Audiência pública na Assembleia Legislativa discute expansão de rede para Cuidados Paliativos em São Paulo
A ausência de atenção para os cuidados paliativos no Brasil levou o médico geriatra Douglas Crispim, coordenador do Programa de Integralidade Domiciliar em Barueri (SP), a criar um movimento para dar maior visibilidade à questão na sociedade. Com ele está a deputada estadual Sarah Munhoz (PC do B). Enfermeira de formação, ela é a responsável pela elaboração do Projeto de Lei 599/2014, que prevê a criação de uma Rede de Cuidados Paliativos no Estado de São Paulo.
No dia 9 de junho, eles se reuniram com outros profissionais da saúde para uma audiência pública na Assembleia Legislativa, a fim de discutir a expansão dos cuidados paliativos e a formalização de uma lei que disponha sobre o assunto.
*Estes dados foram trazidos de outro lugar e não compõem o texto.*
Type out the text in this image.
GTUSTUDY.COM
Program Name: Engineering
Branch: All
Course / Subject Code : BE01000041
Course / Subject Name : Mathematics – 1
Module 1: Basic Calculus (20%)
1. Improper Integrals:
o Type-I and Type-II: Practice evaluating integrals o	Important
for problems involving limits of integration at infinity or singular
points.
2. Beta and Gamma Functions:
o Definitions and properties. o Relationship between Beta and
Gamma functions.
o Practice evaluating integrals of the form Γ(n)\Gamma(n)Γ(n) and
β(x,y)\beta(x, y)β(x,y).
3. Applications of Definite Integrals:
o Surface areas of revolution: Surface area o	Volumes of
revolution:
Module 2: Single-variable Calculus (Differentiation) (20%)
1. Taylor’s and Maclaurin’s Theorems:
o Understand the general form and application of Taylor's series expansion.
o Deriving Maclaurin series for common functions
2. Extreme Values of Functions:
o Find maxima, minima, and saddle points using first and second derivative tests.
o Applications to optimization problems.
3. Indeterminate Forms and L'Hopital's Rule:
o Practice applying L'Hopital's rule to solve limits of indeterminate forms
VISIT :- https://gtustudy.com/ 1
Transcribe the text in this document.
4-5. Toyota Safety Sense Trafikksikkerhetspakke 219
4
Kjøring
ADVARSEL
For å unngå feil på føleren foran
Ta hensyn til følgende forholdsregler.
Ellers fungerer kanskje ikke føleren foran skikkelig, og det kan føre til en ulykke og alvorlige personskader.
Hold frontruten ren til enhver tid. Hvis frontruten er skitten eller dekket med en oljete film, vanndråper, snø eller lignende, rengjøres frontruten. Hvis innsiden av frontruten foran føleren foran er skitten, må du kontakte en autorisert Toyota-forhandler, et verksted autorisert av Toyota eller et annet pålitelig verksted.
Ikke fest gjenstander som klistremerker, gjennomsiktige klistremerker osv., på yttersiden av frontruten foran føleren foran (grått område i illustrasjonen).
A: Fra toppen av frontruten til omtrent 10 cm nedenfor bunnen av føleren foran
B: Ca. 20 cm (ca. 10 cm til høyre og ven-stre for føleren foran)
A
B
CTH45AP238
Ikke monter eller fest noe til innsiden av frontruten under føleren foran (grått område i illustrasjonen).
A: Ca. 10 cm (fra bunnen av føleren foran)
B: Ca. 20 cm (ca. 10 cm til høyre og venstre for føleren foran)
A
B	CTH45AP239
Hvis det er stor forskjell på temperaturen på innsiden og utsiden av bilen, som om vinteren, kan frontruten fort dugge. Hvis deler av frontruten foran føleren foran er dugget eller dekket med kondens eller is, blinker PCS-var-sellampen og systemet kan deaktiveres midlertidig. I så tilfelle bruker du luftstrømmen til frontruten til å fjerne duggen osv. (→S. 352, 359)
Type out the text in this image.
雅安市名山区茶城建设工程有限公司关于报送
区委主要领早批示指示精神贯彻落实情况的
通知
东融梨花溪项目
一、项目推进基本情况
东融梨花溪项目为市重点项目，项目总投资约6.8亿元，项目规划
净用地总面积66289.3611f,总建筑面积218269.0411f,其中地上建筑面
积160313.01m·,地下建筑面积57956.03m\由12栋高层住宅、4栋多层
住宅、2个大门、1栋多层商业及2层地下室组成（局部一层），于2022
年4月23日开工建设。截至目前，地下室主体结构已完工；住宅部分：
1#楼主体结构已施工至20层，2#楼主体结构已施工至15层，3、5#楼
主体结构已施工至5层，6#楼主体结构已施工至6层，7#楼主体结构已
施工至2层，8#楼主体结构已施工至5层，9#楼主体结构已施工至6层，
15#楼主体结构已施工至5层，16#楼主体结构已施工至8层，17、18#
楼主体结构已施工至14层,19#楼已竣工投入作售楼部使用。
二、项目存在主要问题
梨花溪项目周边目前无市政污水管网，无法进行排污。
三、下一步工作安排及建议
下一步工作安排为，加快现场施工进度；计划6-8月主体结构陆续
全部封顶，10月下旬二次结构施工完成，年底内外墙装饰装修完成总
Estiveram presentes na audiência o deputado estadual Jooji Hato (PMDB-SP); o secretário adjunto da Secretaria da Saúde do Estado de São Paulo (SES-SP), Wilson Pollara; a médica Margareth Sena, do programa SOS Emergência, do Ministério da Saúde; o chefe do Núcleo de Cuidados Paliativos do Hospital das Clínicas da Universidade de São Paulo (HC-USP) e diretor científico da Academia Nacional de Cuidados Paliativos, Ricardo Tavares; a enfermeira Lívia Takona, coordenadora da Enfermaria de Cuidados Paliativos do HC-USP; e a psicóloga Daniela Bernardes, preceptora da residência multiprofissional em Cuidados Paliativos no HC-USP.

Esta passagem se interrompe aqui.